Funding is down under a recently approved barebones emergency budget, including money for teacher raises and other initiatives. Gov. Bill Lee has not yet earmarked money for districts to purchase equipment to launch online classes, so only districts that already had enough laptops for every student are fully switching to digital learning.

In New Jersey, the state legislature passed a series of emergency bills in response to COVID-19, including a grant for school districts to purchase technology including laptops, tablets, and internet hotspots for students in need. In Chicago, the school board recently approved up to $75 million for emergency response services, including computers and iPads, but warned the investment would prompt difficult budget cuts down the road.

(Laura Faith Kebede)

Unlike previous years, Shelby County Schools cannot lean on its reserve fund to cover shortages. The district’s reserve fund contains about a month’s worth of operating costs, or $83 million, after years of county officials and school board members urging district staff to spend it down and pump money into the classroom. Just five years ago, the district’s reserve was at $110 million.

For next school year, the district plans to only use $5 million of its reserves, down from $32 million last year to keep a minimum 8% of its annual budget in reserves, as required by board policy.

The district plans to cut $25 million from its central office by eliminating jobs and spending less on contracted services, such as consultants. Of the 139 positions the district plans to cut, more than half are maintenance technicians and school-based campus monitors for cafeterias, hallways, study hall, and in-school suspension.

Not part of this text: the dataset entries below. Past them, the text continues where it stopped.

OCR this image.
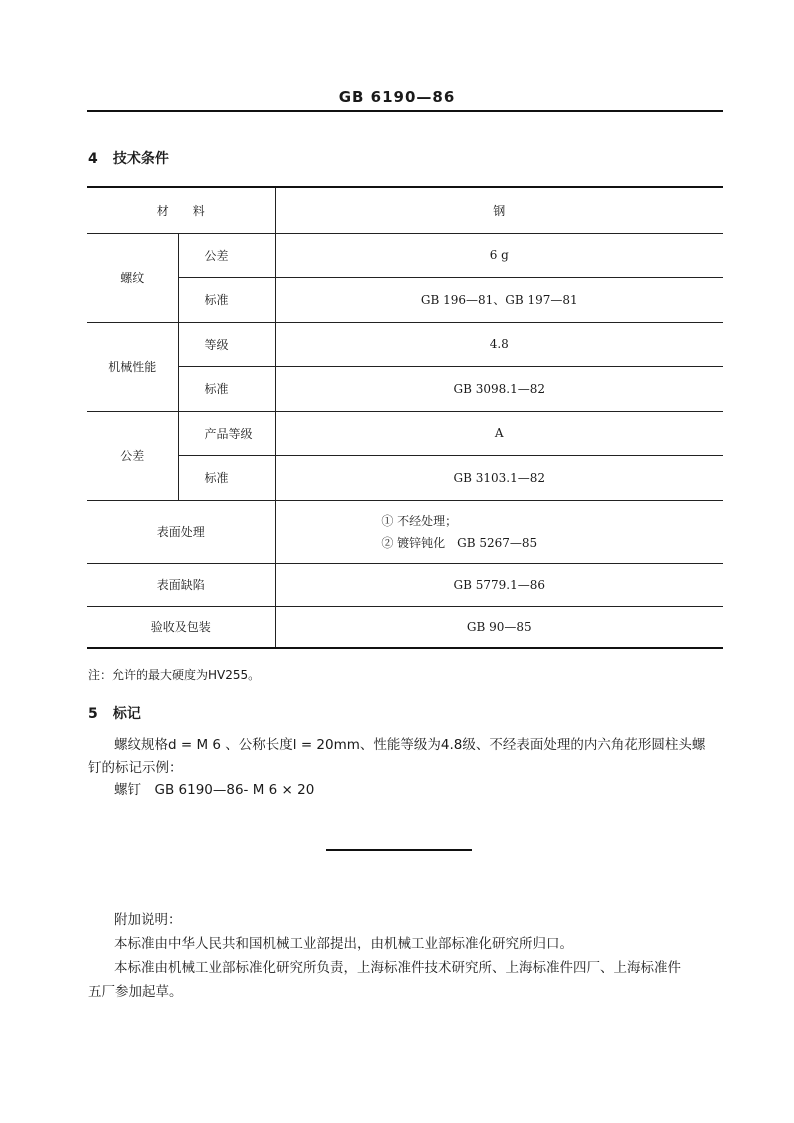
GB 6190—86
4 技术条件
材　　料		钢
螺纹	公差	6 g
	标准	GB 196—81、GB 197—81
机械性能	等级	4.8
	标准	GB 3098.1—82
公差	产品等级	A
	标准	GB 3103.1—82
表面处理		① 不经处理；
② 镀锌钝化　GB 5267—85

表面缺陷		GB 5779.1—86
验收及包装		GB 90—85
注：允许的最大硬度为HV255。
5 标记
螺纹规格d = M 6 、公称长度l = 20mm、性能等级为4.8级、不经表面处理的内六角花形圆柱头螺
钉的标记示例：
螺钉　GB 6190—86- M 6 × 20
附加说明：
本标准由中华人民共和国机械工业部提出，由机械工业部标准化研究所归口。
本标准由机械工业部标准化研究所负责，上海标准件技术研究所、上海标准件四厂、上海标准件
五厂参加起草。
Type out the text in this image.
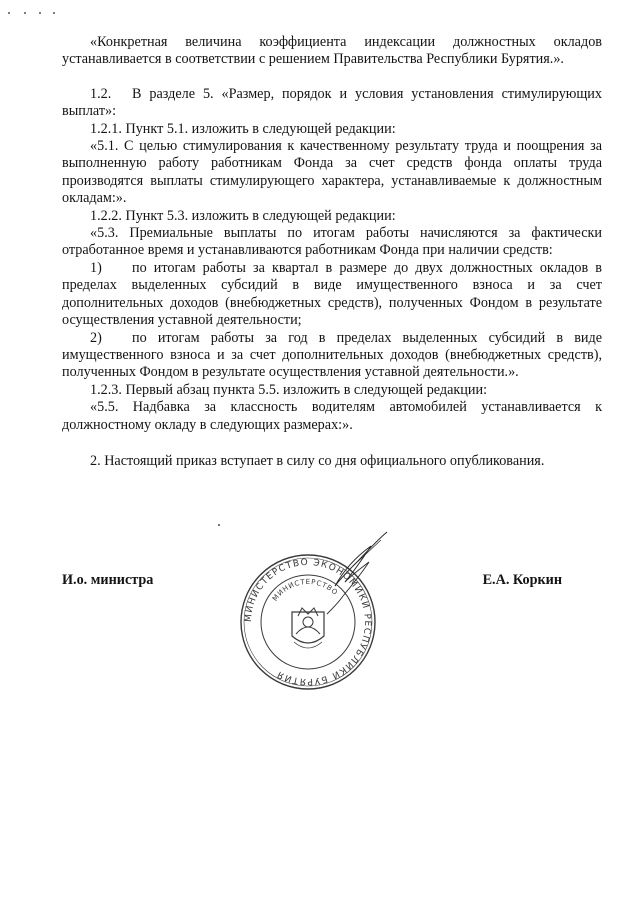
«Конкретная величина коэффициента индексации должностных окладов устанавливается в соответствии с решением Правительства Республики Бурятия.».

1.2. В разделе 5. «Размер, порядок и условия установления стимулирующих выплат»:

1.2.1. Пункт 5.1. изложить в следующей редакции:

«5.1. С целью стимулирования к качественному результату труда и поощрения за выполненную работу работникам Фонда за счет средств фонда оплаты труда производятся выплаты стимулирующего характера, устанавливаемые к должностным окладам:».

1.2.2. Пункт 5.3. изложить в следующей редакции:

«5.3. Премиальные выплаты по итогам работы начисляются за фактически отработанное время и устанавливаются работникам Фонда при наличии средств:

1) по итогам работы за квартал в размере до двух должностных окладов в пределах выделенных субсидий в виде имущественного взноса и за счет дополнительных доходов (внебюджетных средств), полученных Фондом в результате осуществления уставной деятельности;

2) по итогам работы за год в пределах выделенных субсидий в виде имущественного взноса и за счет дополнительных доходов (внебюджетных средств), полученных Фондом в результате осуществления уставной деятельности.».

1.2.3. Первый абзац пункта 5.5. изложить в следующей редакции:

«5.5. Надбавка за классность водителям автомобилей устанавливается к должностному окладу в следующих размерах:».

2. Настоящий приказ вступает в силу со дня официального опубликования.

МИНИСТЕРСТВО ЭКОНОМИКИ РЕСПУБЛИКИ БУРЯТИЯ
МИНИСТЕРСТВО
И.о. министра	Е.А. Коркин
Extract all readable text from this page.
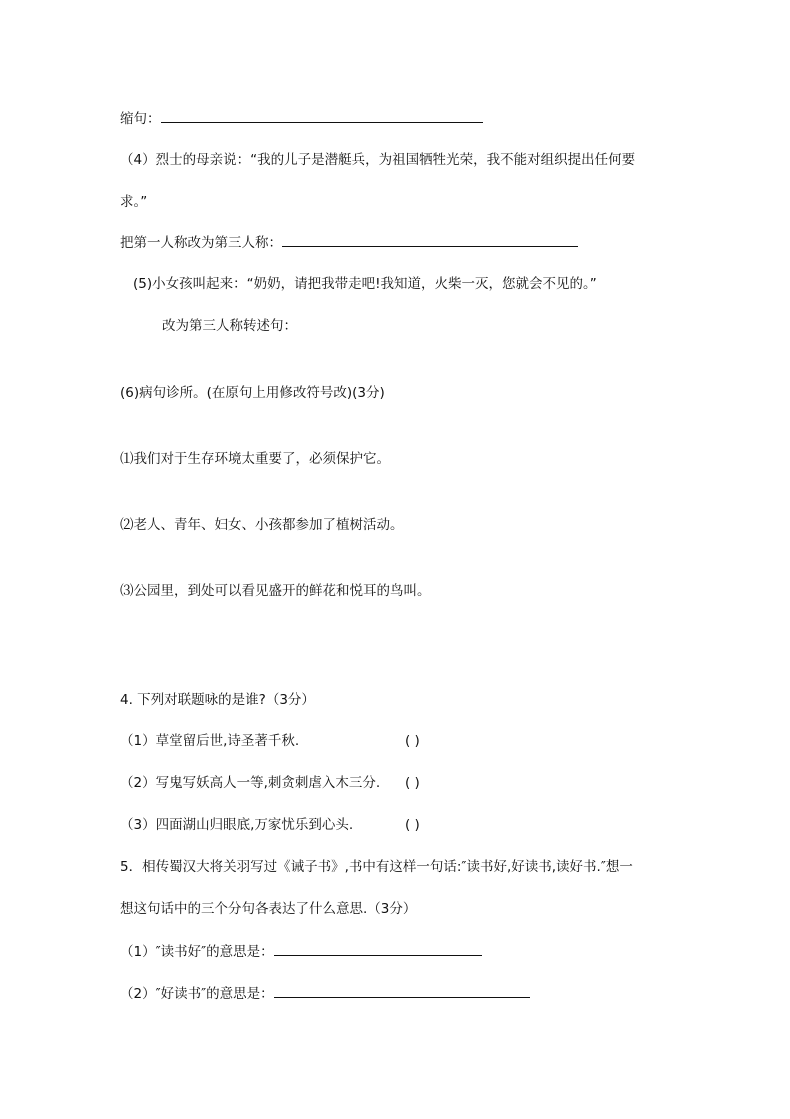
缩句：
（4）烈士的母亲说：“我的儿子是潜艇兵，为祖国牺牲光荣，我不能对组织提出任何要
求。”
把第一人称改为第三人称：
(5)小女孩叫起来：“奶奶，请把我带走吧!我知道，火柴一灭，您就会不见的。”
改为第三人称转述句：
(6)病句诊所。(在原句上用修改符号改)(3分)
⑴我们对于生存环境太重要了，必须保护它。
⑵老人、青年、妇女、小孩都参加了植树活动。
⑶公园里，到处可以看见盛开的鲜花和悦耳的鸟叫。
4. 下列对联题咏的是谁?（3分）
（1）草堂留后世,诗圣著千秋.	( )
（2）写鬼写妖高人一等,刺贪刺虐入木三分. ( )
（3）四面湖山归眼底,万家忧乐到心头.	( )
5．相传蜀汉大将关羽写过《诫子书》,书中有这样一句话:″读书好,好读书,读好书.″想一
想这句话中的三个分句各表达了什么意思.（3分）
（1）″读书好″的意思是：
（2）″好读书″的意思是：
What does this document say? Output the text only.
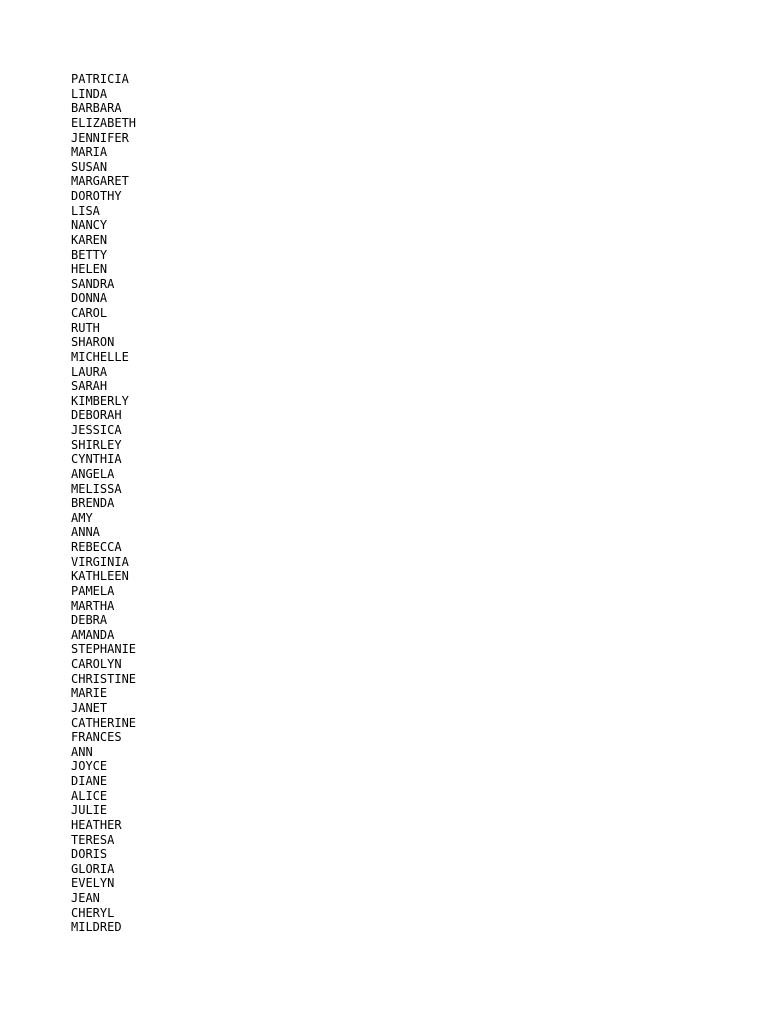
PATRICIA
LINDA
BARBARA
ELIZABETH
JENNIFER
MARIA
SUSAN
MARGARET
DOROTHY
LISA
NANCY
KAREN
BETTY
HELEN
SANDRA
DONNA
CAROL
RUTH
SHARON
MICHELLE
LAURA
SARAH
KIMBERLY
DEBORAH
JESSICA
SHIRLEY
CYNTHIA
ANGELA
MELISSA
BRENDA
AMY
ANNA
REBECCA
VIRGINIA
KATHLEEN
PAMELA
MARTHA
DEBRA
AMANDA
STEPHANIE
CAROLYN
CHRISTINE
MARIE
JANET
CATHERINE
FRANCES
ANN
JOYCE
DIANE
ALICE
JULIE
HEATHER
TERESA
DORIS
GLORIA
EVELYN
JEAN
CHERYL
MILDRED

Of the 115 teacher positions the district proposes to cut, a third are related to planned school consolidations such as the new Alcy Elementary School, which will combine Alcy, Charjean, and Magnolia elementary schools into a new building. The district struggles to fill teaching positions every year, so it’s unclear if the proposal includes eliminating unfilled positions or existing teachers. Shelby County Schools did not immediately respond to Chalkbeat’s request for comment Thursday.

In the meantime, community meetings to go over the district’s budget priorities are postponed because the city is under a stay-at-home order that prohibits “non-essential” travel. The school board is working on conducting virtual meetings and expects to hold a budget committee meeting at 3 p.m. Monday.

But no matter how long school is out because of the new coronavirus, state law requires that local governments that fund education approve a spending plan for the 2020-21 school year by July 1, a little over three months from now.

Chalkbeat reporter Marta W. Aldrich contributed to this story.